Hanya itu jawaban ibu kepadaku. Sebenarnya, banyak hal yang masih ingin ku tanyakan. Kenapa mereka ke kota? Waktu itu, kenapa mereka marah-marah? Mobil putih cantik punya siapa itu? Kenapa banyak orang berseragam yang datang ke sini? Apakah ini pertanda baik atau pertanda buruk? Namun, kuurungkan semua itu. Aku hanya diam dan kembali menatap kepergian bus yang membawa beberapa penduduk dan bapak berbaju putih waktu itu. Semoga mereka sampai tujuan dengan selamat.

Aku sedikit menundukkan kepalaku dan tersenyum kepada salah satu guru saat aku sampai didepan pintu sekolah. Dengan cepat aku berjalan kearah kelasku dan bel segera berbunyi. Beberapa menit kemudian, wali kelasku datang dan memperkenalkan seorang siswa baru yang baru pindah ke kota.
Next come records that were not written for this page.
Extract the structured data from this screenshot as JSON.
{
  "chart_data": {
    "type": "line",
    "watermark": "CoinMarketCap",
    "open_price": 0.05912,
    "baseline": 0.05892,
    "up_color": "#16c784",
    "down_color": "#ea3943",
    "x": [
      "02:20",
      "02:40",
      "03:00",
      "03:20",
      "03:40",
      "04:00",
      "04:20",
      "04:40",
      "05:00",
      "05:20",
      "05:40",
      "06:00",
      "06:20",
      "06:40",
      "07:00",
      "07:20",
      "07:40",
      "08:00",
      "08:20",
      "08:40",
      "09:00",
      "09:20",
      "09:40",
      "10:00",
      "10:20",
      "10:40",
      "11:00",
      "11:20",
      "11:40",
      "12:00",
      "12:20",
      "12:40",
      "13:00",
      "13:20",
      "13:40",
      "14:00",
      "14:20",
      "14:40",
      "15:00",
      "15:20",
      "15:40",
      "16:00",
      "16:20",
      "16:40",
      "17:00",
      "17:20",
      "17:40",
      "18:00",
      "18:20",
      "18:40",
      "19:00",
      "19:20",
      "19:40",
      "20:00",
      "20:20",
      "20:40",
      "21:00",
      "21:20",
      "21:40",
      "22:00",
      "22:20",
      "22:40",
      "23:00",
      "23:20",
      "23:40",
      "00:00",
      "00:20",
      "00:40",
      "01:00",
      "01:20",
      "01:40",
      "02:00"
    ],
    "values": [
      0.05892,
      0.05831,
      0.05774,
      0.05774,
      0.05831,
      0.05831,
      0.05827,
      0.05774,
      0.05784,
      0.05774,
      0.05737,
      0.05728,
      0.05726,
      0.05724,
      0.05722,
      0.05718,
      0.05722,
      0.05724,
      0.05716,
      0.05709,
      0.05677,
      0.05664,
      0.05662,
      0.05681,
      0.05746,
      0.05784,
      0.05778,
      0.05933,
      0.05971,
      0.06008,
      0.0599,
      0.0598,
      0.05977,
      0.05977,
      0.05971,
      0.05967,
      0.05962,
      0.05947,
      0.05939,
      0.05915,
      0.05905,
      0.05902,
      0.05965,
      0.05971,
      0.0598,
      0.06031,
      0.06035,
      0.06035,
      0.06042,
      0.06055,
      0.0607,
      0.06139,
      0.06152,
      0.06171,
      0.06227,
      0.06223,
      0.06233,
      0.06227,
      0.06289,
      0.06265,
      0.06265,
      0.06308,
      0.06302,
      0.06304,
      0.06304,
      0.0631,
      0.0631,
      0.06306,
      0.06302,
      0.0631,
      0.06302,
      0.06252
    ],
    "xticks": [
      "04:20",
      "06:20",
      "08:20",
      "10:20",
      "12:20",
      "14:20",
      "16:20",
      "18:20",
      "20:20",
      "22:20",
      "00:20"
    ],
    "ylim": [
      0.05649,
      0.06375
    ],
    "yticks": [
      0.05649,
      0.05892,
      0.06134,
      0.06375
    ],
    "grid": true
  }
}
Aku langsung mengenali siswa itu dengan cepat, anak baru itu adalah Rasya. Setelah Rasya memperkenalkan dirinya, dia dipersilahkan duduk di bangku nomor dua dari depan bersama dengan Reza. Pada saat jam istirahat aku langsung menghampiri Rasya yang juga sangat senang bisa bertemu lagi denganku setelah 1,5 tahun berpisah.

“Bagaimana kabar ibu dan ayah kamu, Audy?”

“Alhamdulillah baik. Oiya, bukannya kamu baru pindah ke kota besok?”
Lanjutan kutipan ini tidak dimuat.